L'Europe sans bla-bla : comment l'Europe assure notre sécurité alimentaire

L’Europe a créé l’EFSA, une agence de scientifiques qui évalue les risques pour protéger le consommateur. / © Inès Pons-Teixeira - France 3 Lorraine
L’Europe a créé l’EFSA, une agence de scientifiques qui évalue les risques pour protéger le consommateur. / © Inès Pons-Teixeira - France 3 Lorraine

En Europe l’alimentation serait la plus sûre au monde. Certains en doutent. Avec les scandales alimentaires à répétition, les consommateurs sont devenus très méfiants sur la qualité de leur nourriture. Quel rôle joue l'Europe dans nos assiettes ? 
 

Par Valérie Odile et Inès Pons-Teixeira

Question cruciale pour les consommateurs, peut-on être certain de ne pas avaler d'aliments à base d'OGM ou autres produits interdits sur le territoire européen ? La Commission européenne affirme que l’Europe dispose des règles les plus strictes du monde en la matière. Il faut dire que l’affaire de la vache folle  en 2001 a été un électrochoc. Suite à cette crise de grande ampleur, l’Europe a créé l’EFSA, une agence de scientifiques qui évalue les risques pour protéger le consommateur. Elle a aussi imposé la traçabilité de la ferme à l’assiette, avec l’étiquetage détaillé des produits, dont notamment l’origine pour la viande.

Un réseau d’alerte européen a même été mis en place pour retirer les produits dangereux. Résultat : 5 cas seulement de vache folle en 2016, et 60 % de salmonellose en moins depuis 2007. En revanche selon l’EFSA, la listériose elle, est en légère augmentation. Quant à la campylobactériose elle concernerait  1/3 des poulets. Cependant, malgré toutes les mesures d’hygiène prises par l’Europe, il est encore difficile d’empêcher les contaminations, et les fraudes. C'est ce qui inquiète l’association européenne Foodwatch. Pour eux,  l’Europe et les pays membres ont encore beaucoup à faire pour nous protéger complètement. Et les récents scandales alimentaires le démontrent. 
 
L'Europe protège-t-elle les consommateurs en matière de sécurité alimentaire ?
 

Pas de boeuf aux hormones

Des œufs parfumés à l’anti-poux, des haricots surgelés et  leur farandole de bactéries, et dans le menu enfant, du lait à la salmonelle. On ne peut pas dire que le service soit impeccable.

Pour certaines associations, tous les états membres ne jouent pas le jeu  de la  traçabilité et des contrôles. Les distributeurs n’ont pas d’obligation de tester ce qu’ils vendent, et les vrais coupables ne sont pas toujours punis. Quant aux consommateurs, ils sont loin d’être les premiers à être prévenus. 

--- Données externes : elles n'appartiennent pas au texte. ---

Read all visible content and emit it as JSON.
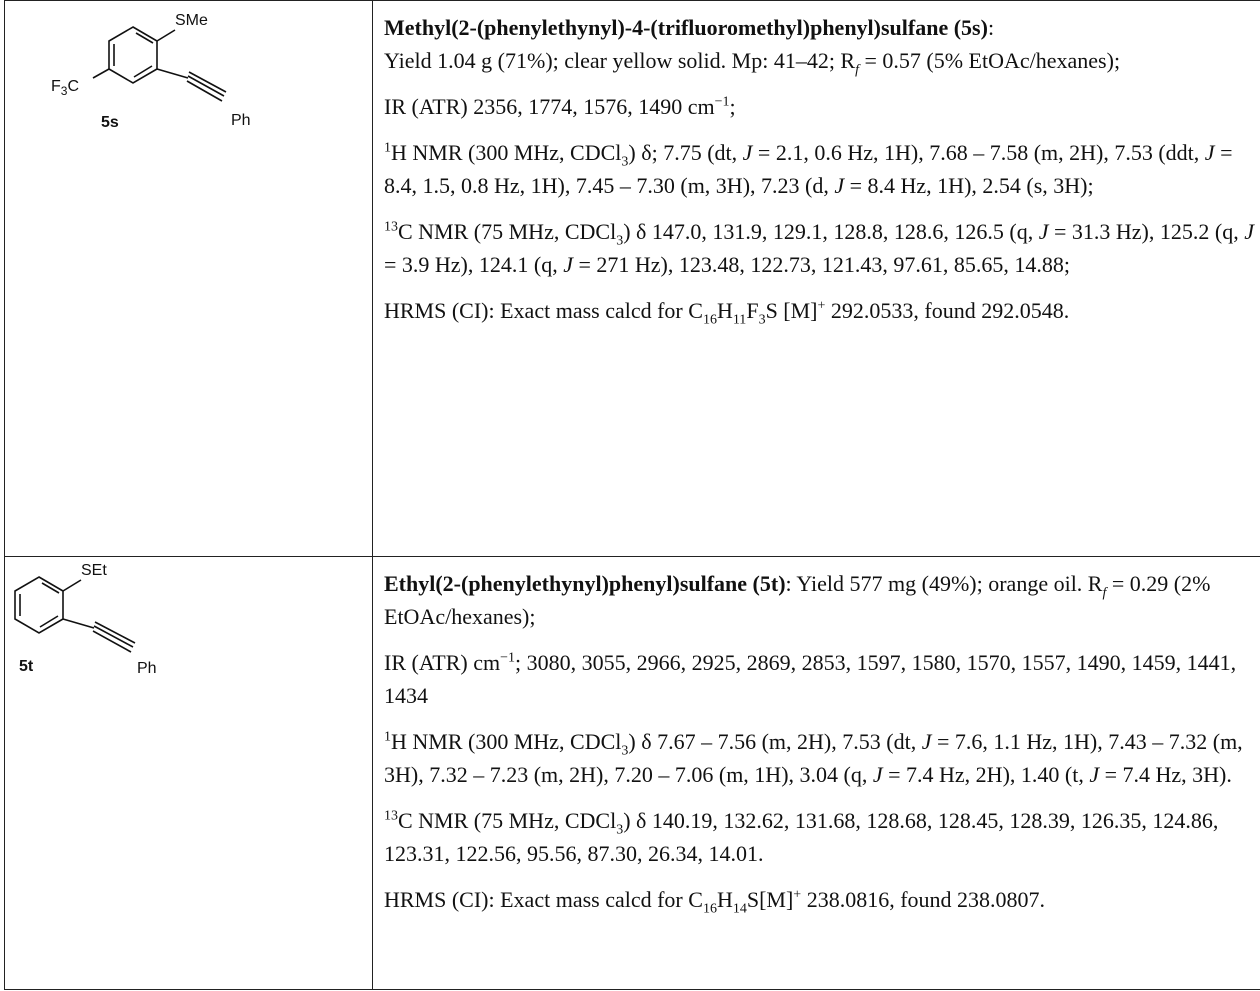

Alors c’est vrai, un Européen est un peu mieux préservé qu’un Américain. Chez nous pas de poulet chloré pas de bœuf aux hormones ni de  mouton cloné. En Principe, tous les produits importés sur le marché européens  doivent respecter le même cahier des charges que les produits européens. Reste à voir si les agents européens chargés du contrôle pourront assumer les importations massives de viande permises avec les accords de libre échanges.
 
L'Europe protège les consommateurs contre les aliments à base d'OGM. / © Inès Pons-Teixeira - France 3 Lorraine
L'Europe protège les consommateurs contre les aliments à base d'OGM. / © Inès Pons-Teixeira - France 3 Lorraine


Dernière preuve en date sur la question de la sécurité alimentaire, la peste porcine africaine. Le virus très surveillé par l'EFSA a été détecté sur deux cadavres de sangliers à Etalle, en Wallonie (Belgique). Pour éviter la propagation de ce virus, les autorités belges ont clôturé la zone infectée avec des mesures drastiques. Les frontières de la région Grand-Est sont concernées. Des laboratoires sont mandatés pour étudier le phénomène. Ce nouveau risque illustre en tout cas une nouvelle politique drastique de lutte en faveur de la sécurité alimentaire. 

"Obtenir des connaissances sur les populations de sangliers est essentiel pour pouvoir évaluer les risques associés à la peste porcine africaine et planifier les mesures de lutte. Cependant, nous n’avons pas encore une compréhension claire de la distribution de cette espèce sauvage. Pour combler cette lacune, l’EFSA finance un projet – ENETWILD – visant à recueillir et normaliser les données concernant la distribution géographique et à la quantité de sangliers à travers l’Europe", indique cette agence de sécurité sanitaire européenne.